Become a corner shop
Sell what you have in stock — and not just prepared items. People are waiting in long lines at the grocery store for pantry items like flour, eggs, and toilet paper; you can help them avoid those lines by selling from your own supply via an online store.
Serve drinks to go
Fortunately, the Government has allowed pubs to operate as hot food takeaways. While there is pressure for pubs and breweries to allow off-premise alcohol sales, nothing has been confirmed yet. Check with your local authorities for temporary rule adjustments during this time.
Market what you have
Things have changed, and they’ve changed quickly. Send your customers an email (and use whatever social media you use most) to let them know what you’re still serving and when or if there are other ways they can support your business and employees.
If you’re closed until further notice
Promote digital gift cards
Online gift cards can help increase cash flow while your business is closed. You can quickly set up an online ordering page for gift cards and then promote them to your loyal customers — who want to show their support.
Create a donations page
It’s hard to ask for help, but we need to come together as a community now more than ever. You can create a donation page on your website or online store to ask your neighbours and regulars for assistance.
Sell merchandise online
If you have T-shirts, mugs, tote bags, or other merch, encourage people to buy them now when you need the revenue most. You can sell online via an online store, email, or social media. Learn how to start selling online.
Support your staff
Many restaurateurs face impossible decisions on how to manage a restaurant and lay off staff. We’ve compiled resources for employers that can assist you in navigating those decisions. We’re also continuing to gather resources for those looking for immediate resources for small businesses.
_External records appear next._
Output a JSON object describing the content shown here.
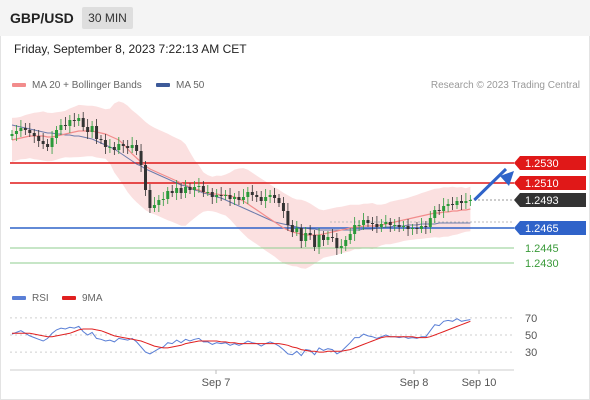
{
  "header": {
    "pair": "GBP/USD",
    "timeframe": "30 MIN"
  },
  "datetime": "Friday, September 8, 2023 7:22:13 AM CET",
  "legend": {
    "ma20": {
      "label": "MA 20 + Bollinger Bands",
      "color": "#f28c8c"
    },
    "ma50": {
      "label": "MA 50",
      "color": "#3d5a99"
    },
    "credit": "Research © 2023 Trading Central"
  },
  "rsi_legend": {
    "rsi": {
      "label": "RSI",
      "color": "#5a7fd6"
    },
    "ma9": {
      "label": "9MA",
      "color": "#e02020"
    }
  },
  "colors": {
    "up": "#2b9a3a",
    "down": "#333333",
    "resistance": "#e01818",
    "pivot": "#2f63c9",
    "support": "#8fce8f",
    "band": "#fadada"
  },
  "chart_data": [
    {
      "type": "candlestick",
      "title": "GBP/USD",
      "timeframe": "30 MIN",
      "x_labels": [
        "Sep 7",
        "Sep 8",
        "Sep 10"
      ],
      "ylim": [
        1.2418,
        1.2588
      ],
      "levels": [
        {
          "value": 1.253,
          "label": "1.2530",
          "kind": "resistance"
        },
        {
          "value": 1.251,
          "label": "1.2510",
          "kind": "resistance"
        },
        {
          "value": 1.2493,
          "label": "1.2493",
          "kind": "last"
        },
        {
          "value": 1.2465,
          "label": "1.2465",
          "kind": "pivot"
        },
        {
          "value": 1.2445,
          "label": "1.2445",
          "kind": "support"
        },
        {
          "value": 1.243,
          "label": "1.2430",
          "kind": "support"
        }
      ],
      "close": [
        1.2559,
        1.2562,
        1.2565,
        1.2563,
        1.256,
        1.2557,
        1.2552,
        1.2549,
        1.2546,
        1.2555,
        1.2563,
        1.2568,
        1.2567,
        1.2573,
        1.2572,
        1.2575,
        1.2566,
        1.2561,
        1.2567,
        1.2554,
        1.2553,
        1.2546,
        1.2546,
        1.2543,
        1.2549,
        1.2547,
        1.2545,
        1.2548,
        1.2542,
        1.2528,
        1.2503,
        1.2485,
        1.2488,
        1.2493,
        1.2494,
        1.2502,
        1.25,
        1.2505,
        1.25,
        1.2506,
        1.2503,
        1.2506,
        1.2507,
        1.2501,
        1.2501,
        1.2496,
        1.2498,
        1.2497,
        1.2498,
        1.2494,
        1.2496,
        1.2493,
        1.2496,
        1.2501,
        1.2498,
        1.2496,
        1.2492,
        1.2496,
        1.2498,
        1.2495,
        1.249,
        1.2482,
        1.2468,
        1.2461,
        1.2465,
        1.2452,
        1.246,
        1.2458,
        1.2446,
        1.2458,
        1.2453,
        1.2456,
        1.2455,
        1.2445,
        1.2447,
        1.2453,
        1.2459,
        1.2468,
        1.2468,
        1.2473,
        1.247,
        1.2469,
        1.2466,
        1.2469,
        1.2471,
        1.2468,
        1.2468,
        1.2466,
        1.2467,
        1.2464,
        1.2465,
        1.2464,
        1.2467,
        1.2466,
        1.2475,
        1.2483,
        1.2482,
        1.2487,
        1.2489,
        1.2488,
        1.2492,
        1.249,
        1.2492,
        1.2493
      ],
      "ma20": [
        1.2553,
        1.2554,
        1.2555,
        1.2556,
        1.2557,
        1.2557,
        1.2557,
        1.2557,
        1.2556,
        1.2556,
        1.2557,
        1.2558,
        1.2559,
        1.256,
        1.2561,
        1.2562,
        1.2562,
        1.2562,
        1.2562,
        1.2561,
        1.256,
        1.2559,
        1.2557,
        1.2555,
        1.2553,
        1.2549,
        1.2544,
        1.2539,
        1.2535,
        1.2531,
        1.2527,
        1.2524,
        1.2522,
        1.252,
        1.2518,
        1.2516,
        1.2514,
        1.2512,
        1.251,
        1.2508,
        1.2506,
        1.2504,
        1.2503,
        1.2501,
        1.25,
        1.2499,
        1.2499,
        1.2498,
        1.2498,
        1.2497,
        1.2496,
        1.2494,
        1.2492,
        1.2489,
        1.2486,
        1.2483,
        1.248,
        1.2477,
        1.2474,
        1.2471,
        1.2468,
        1.2465,
        1.2463,
        1.2461,
        1.246,
        1.2459,
        1.2458,
        1.2458,
        1.2458,
        1.2458,
        1.2459,
        1.246,
        1.2461,
        1.2462,
        1.2463,
        1.2464,
        1.2465,
        1.2466,
        1.2466,
        1.2467,
        1.2467,
        1.2467,
        1.2467,
        1.2468,
        1.2469,
        1.247,
        1.2471,
        1.2472,
        1.2473,
        1.2474,
        1.2475,
        1.2476,
        1.2477,
        1.2478,
        1.2479,
        1.248,
        1.248,
        1.2481,
        1.2481,
        1.2482,
        1.2482,
        1.2483,
        1.2483,
        1.2484
      ],
      "ma50": [
        1.2568,
        1.2567,
        1.2566,
        1.2565,
        1.2564,
        1.2563,
        1.2562,
        1.2561,
        1.256,
        1.256,
        1.2559,
        1.2559,
        1.2558,
        1.2558,
        1.2557,
        1.2557,
        1.2556,
        1.2555,
        1.2554,
        1.2552,
        1.255,
        1.2548,
        1.2546,
        1.2544,
        1.2541,
        1.2538,
        1.2535,
        1.2532,
        1.2529,
        1.2527,
        1.2524,
        1.2522,
        1.252,
        1.2518,
        1.2516,
        1.2514,
        1.2512,
        1.251,
        1.2508,
        1.2507,
        1.2505,
        1.2503,
        1.2502,
        1.25,
        1.2499,
        1.2498,
        1.2496,
        1.2495,
        1.2493,
        1.2491,
        1.2489,
        1.2487,
        1.2485,
        1.2483,
        1.2481,
        1.2479,
        1.2477,
        1.2475,
        1.2473,
        1.2471,
        1.247,
        1.2469,
        1.2468,
        1.2467,
        1.2466,
        1.2465,
        1.2465,
        1.2464,
        1.2464,
        1.2463,
        1.2463,
        1.2463,
        1.2463,
        1.2463,
        1.2463,
        1.2463,
        1.2463,
        1.2463,
        1.2463,
        1.2464,
        1.2464,
        1.2464,
        1.2465,
        1.2465,
        1.2466,
        1.2466,
        1.2467,
        1.2467,
        1.2467,
        1.2468,
        1.2468,
        1.2468,
        1.2469,
        1.2469,
        1.2469,
        1.2469,
        1.247,
        1.247,
        1.247,
        1.247,
        1.247,
        1.247,
        1.247,
        1.247
      ]
    },
    {
      "type": "line",
      "title": "RSI",
      "yticks": [
        70,
        50,
        30
      ],
      "ylim": [
        15,
        85
      ],
      "series": [
        {
          "name": "RSI",
          "values": [
            51,
            53,
            55,
            52,
            49,
            47,
            45,
            43,
            46,
            52,
            56,
            58,
            57,
            59,
            58,
            60,
            54,
            50,
            53,
            46,
            45,
            43,
            44,
            42,
            46,
            45,
            44,
            46,
            42,
            36,
            30,
            28,
            31,
            34,
            36,
            41,
            40,
            44,
            41,
            45,
            43,
            45,
            46,
            42,
            42,
            39,
            41,
            40,
            41,
            38,
            40,
            38,
            40,
            43,
            41,
            40,
            37,
            40,
            42,
            40,
            37,
            33,
            28,
            27,
            31,
            26,
            33,
            32,
            27,
            35,
            32,
            34,
            33,
            28,
            31,
            36,
            41,
            47,
            47,
            51,
            49,
            48,
            46,
            48,
            50,
            48,
            48,
            47,
            48,
            46,
            47,
            46,
            48,
            48,
            55,
            62,
            61,
            66,
            67,
            66,
            69,
            66,
            67,
            68
          ]
        },
        {
          "name": "9MA",
          "values": [
            52,
            52,
            52,
            52,
            52,
            51,
            50,
            49,
            48,
            48,
            49,
            50,
            51,
            52,
            54,
            56,
            57,
            57,
            57,
            56,
            55,
            53,
            51,
            49,
            48,
            47,
            46,
            45,
            44,
            43,
            41,
            39,
            37,
            36,
            35,
            35,
            36,
            37,
            38,
            40,
            41,
            42,
            43,
            43,
            43,
            43,
            43,
            42,
            42,
            41,
            41,
            40,
            40,
            40,
            40,
            40,
            40,
            40,
            40,
            40,
            40,
            39,
            38,
            36,
            35,
            33,
            32,
            31,
            31,
            30,
            30,
            31,
            31,
            31,
            31,
            32,
            33,
            35,
            37,
            39,
            41,
            43,
            45,
            47,
            48,
            48,
            48,
            48,
            48,
            48,
            48,
            47,
            47,
            47,
            48,
            50,
            52,
            54,
            56,
            58,
            60,
            62,
            64,
            66
          ]
        }
      ]
    }
  ]
}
Restaurant community resources
From ways to donate to restaurant management tips, these sources can help you navigate through these difficult times.
HospoLive: Service and industry workers can gain access to industry-leading experts who are donating their time to host webinars and seminars from 8:30 am GMT every weekday.
Guild of Fine Food: This advocate for independent shops and restaurants is making sure nothing goes to waste by matching produce and stock that is unable to be sold with those who would like to purchase it.
The Hospitality Workers’ Fund: This emergency fund aims to assist zero-hours workers in the UK.
Drinks Trust: This non-profit issues grants to bartenders and workers in the pub sector.
Bartender Emergency Assistance Program: Grants available to anyone working in the hospitality industry.